Kate: I enjoy the relationships that I have with my clients. I'm frequently the first person they call when they get a new job or they're pregnant or they have a cancer diagnosis. And that's deeply rewarding. I don't like the paperwork. I've never met anyone ever who says I love paperwork. But I realized I have to do a little bit of it to keep myself humble and because it matters to my team.

Michael: I'm going to use the word control. I have total control over how I spend my time, whom I spend my time with. This career affords a tremendous amount of control over your life, your work-life balance, how much money you want to make, how hard you want to work.



I enjoy the relationships that I have with my clients. That's deeply rewarding.—Kate Wilusz



Michael, what characteristics are you looking for in clients?

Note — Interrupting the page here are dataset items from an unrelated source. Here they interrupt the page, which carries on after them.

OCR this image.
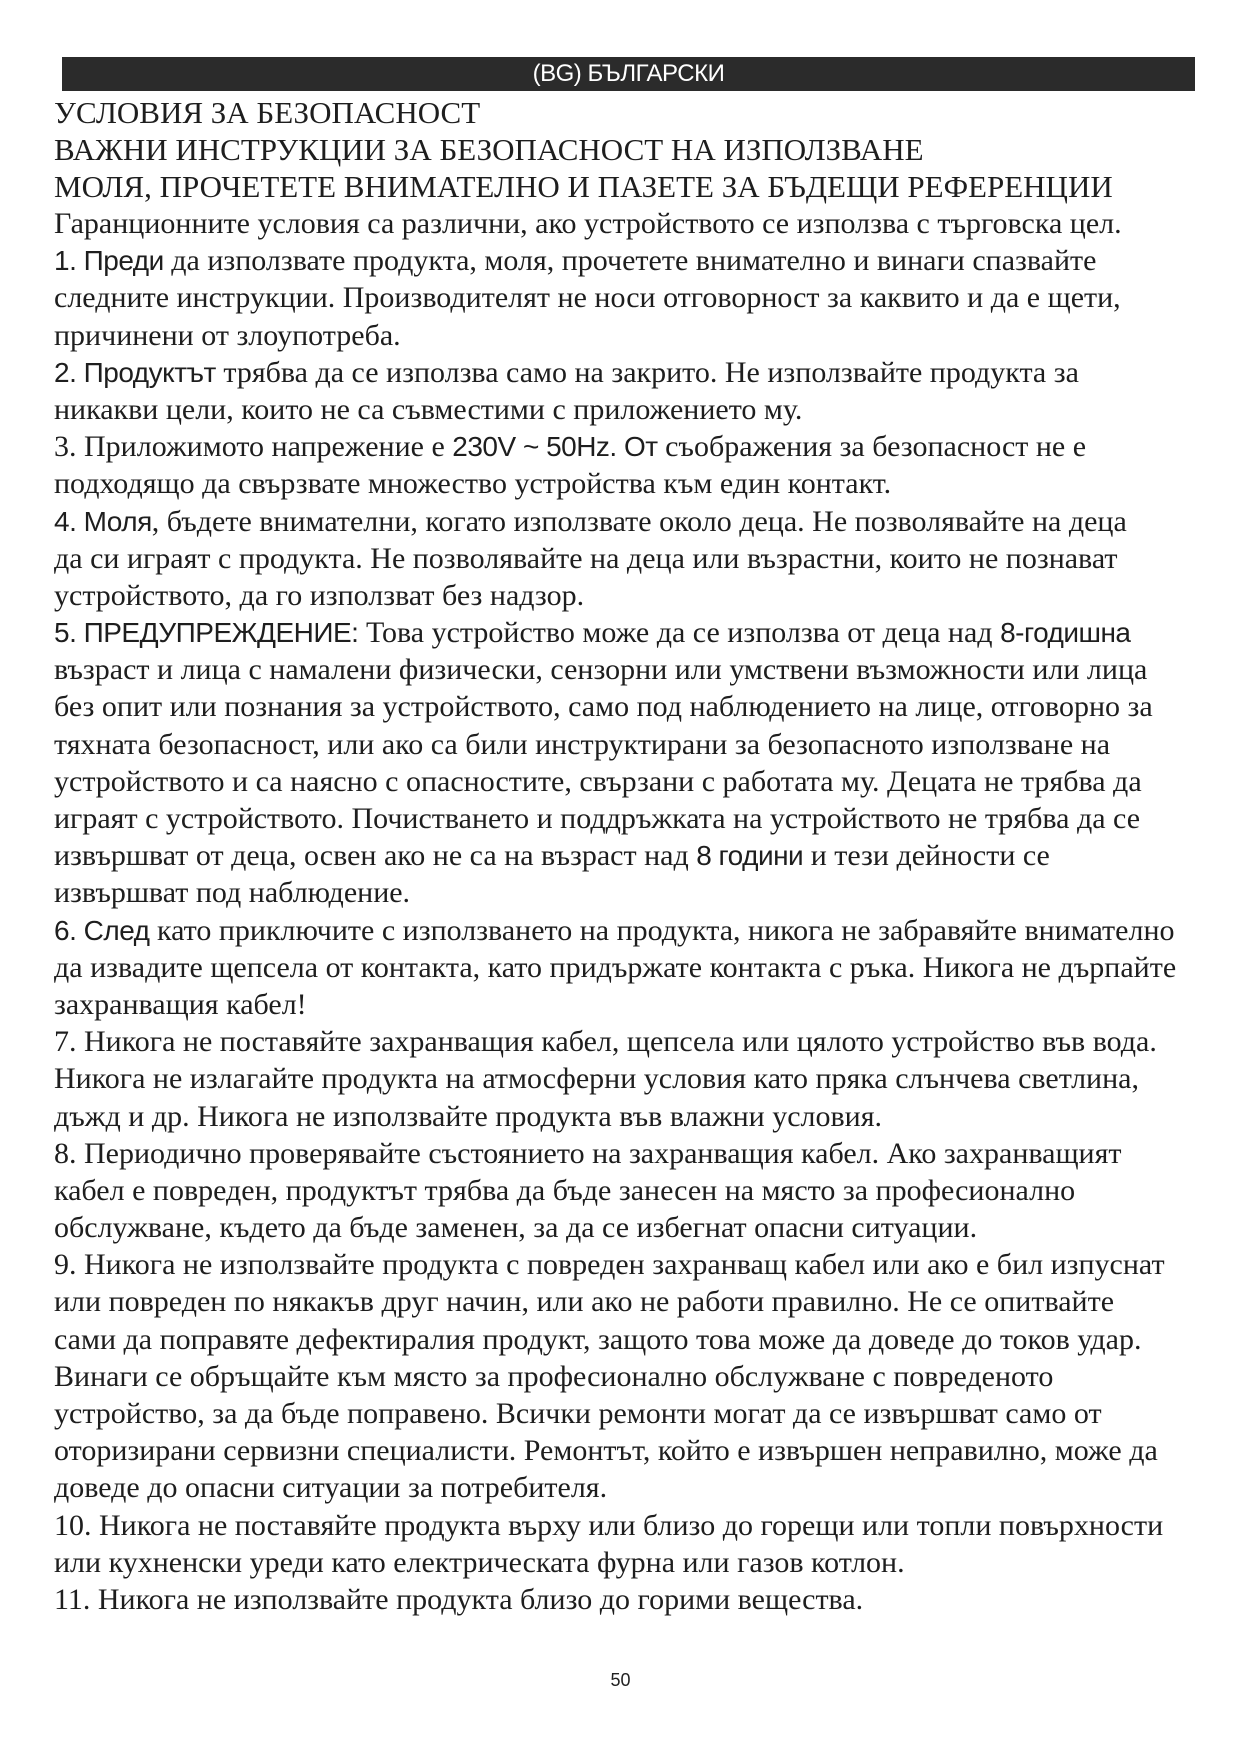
(BG) БЪЛГАРСКИ
УСЛОВИЯ ЗА БЕЗОПАСНОСТ
ВАЖНИ ИНСТРУКЦИИ ЗА БЕЗОПАСНОСТ НА ИЗПОЛЗВАНЕ
МОЛЯ, ПРОЧЕТЕТЕ ВНИМАТЕЛНО И ПАЗЕТЕ ЗА БЪДЕЩИ РЕФЕРЕНЦИИ
Гаранционните условия са различни, ако устройството се използва с търговска цел.
1. Преди да използвате продукта, моля, прочетете внимателно и винаги спазвайте
следните инструкции. Производителят не носи отговорност за каквито и да е щети,
причинени от злоупотреба.
2. Продуктът трябва да се използва само на закрито. Не използвайте продукта за
никакви цели, които не са съвместими с приложението му.
3. Приложимото напрежение е 230V ~ 50Hz. От съображения за безопасност не е
подходящо да свързвате множество устройства към един контакт.
4. Моля, бъдете внимателни, когато използвате около деца. Не позволявайте на деца
да си играят с продукта. Не позволявайте на деца или възрастни, които не познават
устройството, да го използват без надзор.
5. ПРЕДУПРЕЖДЕНИЕ: Това устройство може да се използва от деца над 8-годишна
възраст и лица с намалени физически, сензорни или умствени възможности или лица
без опит или познания за устройството, само под наблюдението на лице, отговорно за
тяхната безопасност, или ако са били инструктирани за безопасното използване на
устройството и са наясно с опасностите, свързани с работата му. Децата не трябва да
играят с устройството. Почистването и поддръжката на устройството не трябва да се
извършват от деца, освен ако не са на възраст над 8 години и тези дейности се
извършват под наблюдение.
6. След като приключите с използването на продукта, никога не забравяйте внимателно
да извадите щепсела от контакта, като придържате контакта с ръка. Никога не дърпайте
захранващия кабел!
7. Никога не поставяйте захранващия кабел, щепсела или цялото устройство във вода.
Никога не излагайте продукта на атмосферни условия като пряка слънчева светлина,
дъжд и др. Никога не използвайте продукта във влажни условия.
8. Периодично проверявайте състоянието на захранващия кабел. Ако захранващият
кабел е повреден, продуктът трябва да бъде занесен на място за професионално
обслужване, където да бъде заменен, за да се избегнат опасни ситуации.
9. Никога не използвайте продукта с повреден захранващ кабел или ако е бил изпуснат
или повреден по някакъв друг начин, или ако не работи правилно. Не се опитвайте
сами да поправяте дефектиралия продукт, защото това може да доведе до токов удар.
Винаги се обръщайте към място за професионално обслужване с повреденото
устройство, за да бъде поправено. Всички ремонти могат да се извършват само от
оторизирани сервизни специалисти. Ремонтът, който е извършен неправилно, може да
доведе до опасни ситуации за потребителя.
10. Никога не поставяйте продукта върху или близо до горещи или топли повърхности
или кухненски уреди като електрическата фурна или газов котлон.
11. Никога не използвайте продукта близо до горими вещества.
50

The first thing is that they're nice. That's the total truth. If they're nice people, I'm happy to work with them. And the dollars will work itself out.

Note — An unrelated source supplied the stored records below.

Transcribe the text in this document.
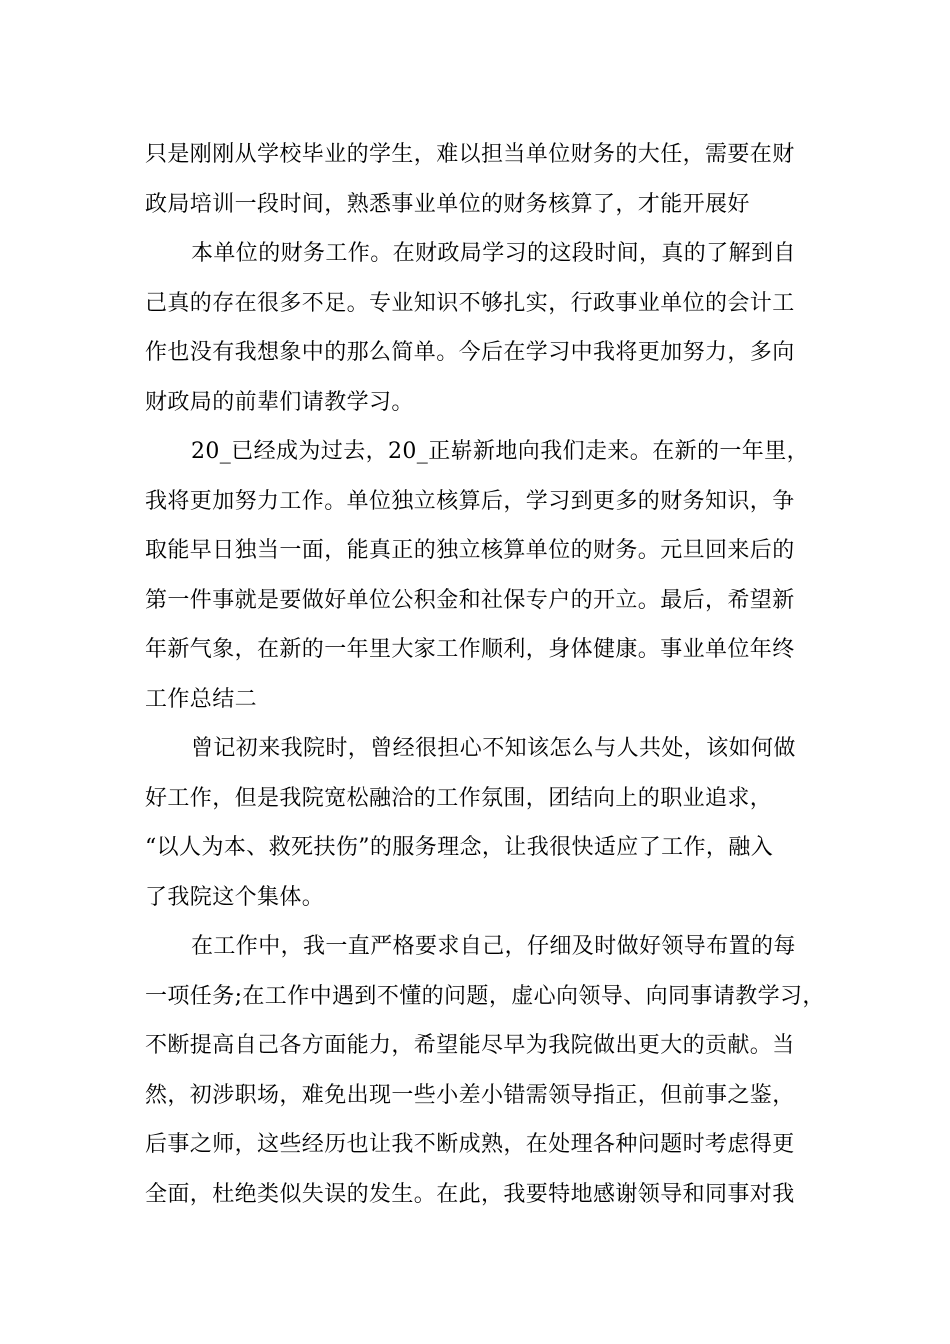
只是刚刚从学校毕业的学生，难以担当单位财务的大任，需要在财
政局培训一段时间，熟悉事业单位的财务核算了，才能开展好
本单位的财务工作。在财政局学习的这段时间，真的了解到自
己真的存在很多不足。专业知识不够扎实，行政事业单位的会计工
作也没有我想象中的那么简单。今后在学习中我将更加努力，多向
财政局的前辈们请教学习。
20_已经成为过去，20_正崭新地向我们走来。在新的一年里，
我将更加努力工作。单位独立核算后，学习到更多的财务知识，争
取能早日独当一面，能真正的独立核算单位的财务。元旦回来后的
第一件事就是要做好单位公积金和社保专户的开立。最后，希望新
年新气象，在新的一年里大家工作顺利，身体健康。事业单位年终
工作总结二
曾记初来我院时，曾经很担心不知该怎么与人共处，该如何做
好工作，但是我院宽松融洽的工作氛围，团结向上的职业追求，
“以人为本、救死扶伤”的服务理念，让我很快适应了工作，融入
了我院这个集体。
在工作中，我一直严格要求自己，仔细及时做好领导布置的每
一项任务;在工作中遇到不懂的问题，虚心向领导、向同事请教学习，
不断提高自己各方面能力，希望能尽早为我院做出更大的贡献。当
然，初涉职场，难免出现一些小差小错需领导指正，但前事之鉴，
后事之师，这些经历也让我不断成熟，在处理各种问题时考虑得更
全面，杜绝类似失误的发生。在此，我要特地感谢领导和同事对我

Being in the Bay Area, I've positioned myself to work with a lot of technology employees, entrepreneurs and founders, helping them with equity compensation and tax planning. I also work with a lot of realtors, medical professionals and lawyers, helping them set up retirement plans and reduce their tax liability.

Final last words for our audience?

Marilyn: Be flexible. Make sure you do what's called a Kolbe assessment or something similar so you really know what your strengths are and the things that you love doing versus what you may not like doing. Get all that you can about that particular area you love doing because that's going to pay great dividends.

Michael: As the saying goes, nothing great in life is easy. Don't get discouraged early on. If the barrier to entry was really low, the outcome wouldn't be so great. And in the wise words of the show Hamilton, “Talk less, smile more.”

Kate: Just stay in it. It's worth it. You gotta make it through those first five to 10 years, but it's a beautiful thing.